Meander across to the neighbourhood Barrio Bellavista for a fun night out. The street Pio Nono is lined with bars and pubs—and nothing else—so take a stroll down there and see what tickles your fancy. The pub Riggo’s has all-day happy hour with a litre of beer costing just $4, two pisco sours for $9 and local street buskers playing Latin music. Handy tip: the bars and clubs get more hectic the further north long Pio Nono you go.
Start your day with some culture by visiting Santiago’s impressive art museums. The Museum of Fine Art and the Contemporary Art Museum both have free entry.
Once you’ve got your art fix, head to the trendy Barrio Lastarria for the best ice cream in the city. Given the strong Italian influence in Santiago, there is a lot of gelato around, and Lastarria’s La Rosa is allegedly the best.
Take a walk up to Bocanoriz (which translates to nose and mouth in Spanish, in case you were wondering) a beautiful little wine bar in the heart of Lastarria. This place boasts 349 Chilean wines and offers a variety of different wine flights for a mere $12. Spend the afternoon enjoying the Chilean wine and people watching on the street.

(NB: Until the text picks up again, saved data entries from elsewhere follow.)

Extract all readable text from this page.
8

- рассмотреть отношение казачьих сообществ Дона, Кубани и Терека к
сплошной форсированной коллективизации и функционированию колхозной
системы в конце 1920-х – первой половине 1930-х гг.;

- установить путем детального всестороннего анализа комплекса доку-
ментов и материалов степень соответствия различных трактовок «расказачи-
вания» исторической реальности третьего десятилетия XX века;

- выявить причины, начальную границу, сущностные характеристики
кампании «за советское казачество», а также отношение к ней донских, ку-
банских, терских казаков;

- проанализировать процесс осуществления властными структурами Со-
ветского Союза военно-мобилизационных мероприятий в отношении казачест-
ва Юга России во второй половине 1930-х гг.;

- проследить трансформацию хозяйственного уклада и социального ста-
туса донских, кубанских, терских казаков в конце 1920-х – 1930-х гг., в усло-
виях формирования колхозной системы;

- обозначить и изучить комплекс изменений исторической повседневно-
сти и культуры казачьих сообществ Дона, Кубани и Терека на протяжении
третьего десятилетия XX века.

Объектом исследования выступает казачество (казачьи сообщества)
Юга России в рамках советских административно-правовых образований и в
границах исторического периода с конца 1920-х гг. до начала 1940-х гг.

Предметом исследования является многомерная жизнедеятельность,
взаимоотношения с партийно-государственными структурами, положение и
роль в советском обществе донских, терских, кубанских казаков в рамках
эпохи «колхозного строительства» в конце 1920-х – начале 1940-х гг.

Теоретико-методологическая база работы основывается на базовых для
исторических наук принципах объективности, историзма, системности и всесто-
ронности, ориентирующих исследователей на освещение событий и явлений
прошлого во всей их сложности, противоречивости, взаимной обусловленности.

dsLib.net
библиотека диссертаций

Jump on the Metro (or walk if you’re feeling energetic) to Barrio Yungay. This neighbourhood is a bit quieter and a little more on the grungy side, but offers some great street art and good food. Head to Ciudad Vieja or Fuente Mardoqueo for one of the best sandwiches in the city. (If there is one thing the Chileans love, it’s their sandwiches—and these ones are top notch.) Think amazing cured meats and tasty cheese all piled in to a crunchy bread roll.
To work off that sambo, spend the rest of the afternoon walking through the colourful streets of Yungai admiring the street art.
Set your sights on Cerveceria Nacionale—a small bar in Yungai serving boutique beers only from Chile. The selection is enormous and the staff behind the bar will be only too happy to recommend you some favourites. For the non-beer drinkers, Cerveceria Nacionale also serves a truly traditional pisco sour.
Once you’ve worked up an appetite talking beer with the team, order one of their delicious home-made pizzas for dinner. Don’t be put off by the fact that Chileans are making you pizza—as mentioned, the Italian influence runs deep throughout Santiago, and these guys will dish up a pizza as good as any Italian.